EDIT: Sorry - as brazzy and NickSharp kindly point out below, the letter was imagined and written by Steve Gibson. As the HN title at the moment is "One of the TrueCrypt Devs Responded", I missed that.
-"As far as we know, TrueCrypt is utterly uncrackable"
-"WARNING: Using TrueCrypt is not secure as it may contain unfixed security issues"
It makes sense to post such a warning to a product with no known vulnerabilities, if it's to remain unsupported. What if a bug becomes public tomorrow? Are you going to keep current with the news and analyze allegations, despite having given up supporting the tool? These crypto attacks are often pretty hard to understand...

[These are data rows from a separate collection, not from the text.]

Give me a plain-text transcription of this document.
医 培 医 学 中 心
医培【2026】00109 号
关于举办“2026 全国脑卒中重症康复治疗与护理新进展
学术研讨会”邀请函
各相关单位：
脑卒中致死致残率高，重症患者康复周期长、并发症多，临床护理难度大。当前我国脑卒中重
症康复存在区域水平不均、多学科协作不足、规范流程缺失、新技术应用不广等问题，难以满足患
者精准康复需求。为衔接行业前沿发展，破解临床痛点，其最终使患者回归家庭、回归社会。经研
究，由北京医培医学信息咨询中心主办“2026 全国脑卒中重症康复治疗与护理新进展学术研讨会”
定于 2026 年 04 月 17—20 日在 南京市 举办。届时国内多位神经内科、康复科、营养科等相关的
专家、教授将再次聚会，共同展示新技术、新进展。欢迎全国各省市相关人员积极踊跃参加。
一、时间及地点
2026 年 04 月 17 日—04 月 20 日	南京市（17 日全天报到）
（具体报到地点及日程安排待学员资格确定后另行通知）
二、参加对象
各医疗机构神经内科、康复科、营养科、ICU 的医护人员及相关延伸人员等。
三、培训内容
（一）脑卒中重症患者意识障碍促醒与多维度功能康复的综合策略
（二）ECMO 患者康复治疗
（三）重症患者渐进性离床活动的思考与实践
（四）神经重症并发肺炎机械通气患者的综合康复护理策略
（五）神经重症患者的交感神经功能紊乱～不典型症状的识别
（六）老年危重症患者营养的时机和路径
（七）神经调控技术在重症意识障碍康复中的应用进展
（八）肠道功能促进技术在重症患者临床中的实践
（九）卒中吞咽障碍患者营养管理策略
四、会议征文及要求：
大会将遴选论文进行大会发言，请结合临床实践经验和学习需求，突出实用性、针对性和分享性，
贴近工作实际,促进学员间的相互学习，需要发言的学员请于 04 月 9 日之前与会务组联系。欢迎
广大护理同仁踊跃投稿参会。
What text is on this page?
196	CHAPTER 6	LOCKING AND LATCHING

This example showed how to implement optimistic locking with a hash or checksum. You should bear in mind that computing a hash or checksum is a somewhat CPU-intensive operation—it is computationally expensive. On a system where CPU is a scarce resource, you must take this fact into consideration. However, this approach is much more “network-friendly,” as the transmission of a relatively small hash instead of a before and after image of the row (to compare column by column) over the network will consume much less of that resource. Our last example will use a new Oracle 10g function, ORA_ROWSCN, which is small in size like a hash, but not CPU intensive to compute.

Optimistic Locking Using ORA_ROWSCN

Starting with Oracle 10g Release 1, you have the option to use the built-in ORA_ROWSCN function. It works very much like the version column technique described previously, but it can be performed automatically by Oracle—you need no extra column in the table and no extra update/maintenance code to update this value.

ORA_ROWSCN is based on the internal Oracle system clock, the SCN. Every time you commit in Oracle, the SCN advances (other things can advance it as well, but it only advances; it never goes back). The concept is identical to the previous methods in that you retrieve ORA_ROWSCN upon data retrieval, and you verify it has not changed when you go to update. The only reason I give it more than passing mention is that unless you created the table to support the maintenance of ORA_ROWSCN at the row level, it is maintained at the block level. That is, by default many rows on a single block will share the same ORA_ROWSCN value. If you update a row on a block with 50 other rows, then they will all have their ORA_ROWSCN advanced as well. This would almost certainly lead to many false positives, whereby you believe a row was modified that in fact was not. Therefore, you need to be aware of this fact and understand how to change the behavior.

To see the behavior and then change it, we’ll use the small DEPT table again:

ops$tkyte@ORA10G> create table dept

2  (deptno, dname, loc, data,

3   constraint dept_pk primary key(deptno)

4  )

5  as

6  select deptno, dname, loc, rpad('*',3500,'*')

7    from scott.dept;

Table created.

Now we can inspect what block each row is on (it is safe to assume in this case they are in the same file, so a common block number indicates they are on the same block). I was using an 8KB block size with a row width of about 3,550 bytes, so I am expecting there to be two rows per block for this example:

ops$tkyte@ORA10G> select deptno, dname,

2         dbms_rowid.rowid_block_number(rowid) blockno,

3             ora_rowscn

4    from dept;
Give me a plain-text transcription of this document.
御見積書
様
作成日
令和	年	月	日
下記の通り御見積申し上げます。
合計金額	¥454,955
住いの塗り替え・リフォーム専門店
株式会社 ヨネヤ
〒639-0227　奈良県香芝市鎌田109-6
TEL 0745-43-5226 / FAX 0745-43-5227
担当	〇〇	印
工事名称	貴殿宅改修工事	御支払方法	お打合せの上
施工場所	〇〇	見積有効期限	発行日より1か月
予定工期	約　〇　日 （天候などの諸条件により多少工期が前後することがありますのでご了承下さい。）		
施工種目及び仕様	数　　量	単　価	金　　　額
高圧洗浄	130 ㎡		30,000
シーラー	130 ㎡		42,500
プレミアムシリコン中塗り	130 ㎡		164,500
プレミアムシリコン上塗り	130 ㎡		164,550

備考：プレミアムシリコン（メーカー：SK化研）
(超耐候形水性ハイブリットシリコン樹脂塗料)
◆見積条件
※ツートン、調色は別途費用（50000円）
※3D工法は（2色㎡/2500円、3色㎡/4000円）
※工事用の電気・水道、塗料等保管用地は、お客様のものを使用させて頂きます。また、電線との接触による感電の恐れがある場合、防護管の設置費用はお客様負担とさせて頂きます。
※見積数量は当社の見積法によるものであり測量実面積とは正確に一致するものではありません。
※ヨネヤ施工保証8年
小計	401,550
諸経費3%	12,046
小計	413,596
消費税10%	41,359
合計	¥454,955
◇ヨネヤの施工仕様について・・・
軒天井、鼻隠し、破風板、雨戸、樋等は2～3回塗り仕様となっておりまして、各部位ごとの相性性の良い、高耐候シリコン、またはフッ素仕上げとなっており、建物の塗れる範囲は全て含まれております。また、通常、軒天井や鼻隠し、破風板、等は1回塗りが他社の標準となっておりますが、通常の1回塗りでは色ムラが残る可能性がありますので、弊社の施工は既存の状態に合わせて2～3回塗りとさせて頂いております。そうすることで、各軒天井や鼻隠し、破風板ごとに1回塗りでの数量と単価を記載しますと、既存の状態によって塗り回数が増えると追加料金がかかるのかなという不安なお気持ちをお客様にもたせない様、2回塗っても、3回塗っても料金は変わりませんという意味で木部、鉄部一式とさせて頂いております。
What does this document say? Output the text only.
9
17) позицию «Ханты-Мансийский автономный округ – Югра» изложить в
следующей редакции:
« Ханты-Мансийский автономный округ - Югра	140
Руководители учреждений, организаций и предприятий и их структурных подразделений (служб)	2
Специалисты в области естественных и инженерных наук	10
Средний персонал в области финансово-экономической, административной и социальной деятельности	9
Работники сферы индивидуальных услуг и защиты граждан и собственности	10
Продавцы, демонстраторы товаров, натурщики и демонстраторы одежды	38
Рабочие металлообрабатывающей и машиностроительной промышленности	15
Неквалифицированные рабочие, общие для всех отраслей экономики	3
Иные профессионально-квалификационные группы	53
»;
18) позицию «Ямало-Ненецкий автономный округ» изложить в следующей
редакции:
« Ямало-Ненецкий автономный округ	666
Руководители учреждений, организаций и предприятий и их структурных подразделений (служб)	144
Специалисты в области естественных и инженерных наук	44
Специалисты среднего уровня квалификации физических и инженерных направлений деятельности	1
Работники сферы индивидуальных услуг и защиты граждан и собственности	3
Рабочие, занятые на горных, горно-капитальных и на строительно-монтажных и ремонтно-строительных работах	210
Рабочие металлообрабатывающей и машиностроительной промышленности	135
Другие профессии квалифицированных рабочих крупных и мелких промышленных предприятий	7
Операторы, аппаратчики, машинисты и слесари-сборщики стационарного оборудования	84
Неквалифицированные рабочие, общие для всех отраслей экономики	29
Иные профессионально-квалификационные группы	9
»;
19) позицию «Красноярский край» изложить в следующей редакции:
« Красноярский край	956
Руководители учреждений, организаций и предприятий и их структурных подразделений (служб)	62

Also, why didn't they make it easy to continue to project with the license, and why do they keep saying that forking Truecrypt is "harmful"?
Thank you for your hard and unappreciated work for the last 10 years.
But if you're no longer interested in continuing to devleop TrueCrypt, could you please replace the license on 7.1a with one of the OSI-approved, DFSG-compatible licenses so that other people can keep developing and using TrueCrypt if they want to? I know that you think it's risky to keep using TrueCrypt, but there seem to be plenty of people who are willing to fork over tens of thousands of dollars to discover and fix any security issues.
An email sent to the auditing team and/or a message published on the official website, signed with your usual keys, should suffice.
I guess I can buy that declaring it insecure because the dev team is no longer maintaining it makes sense.
Assuming this is legit, I wonder if the move toward cloud storage and mobile devices made them feel that they were slipping into a niche need. I disagree (to some extent), but maybe they felt the bulk of their usefulness was behind them.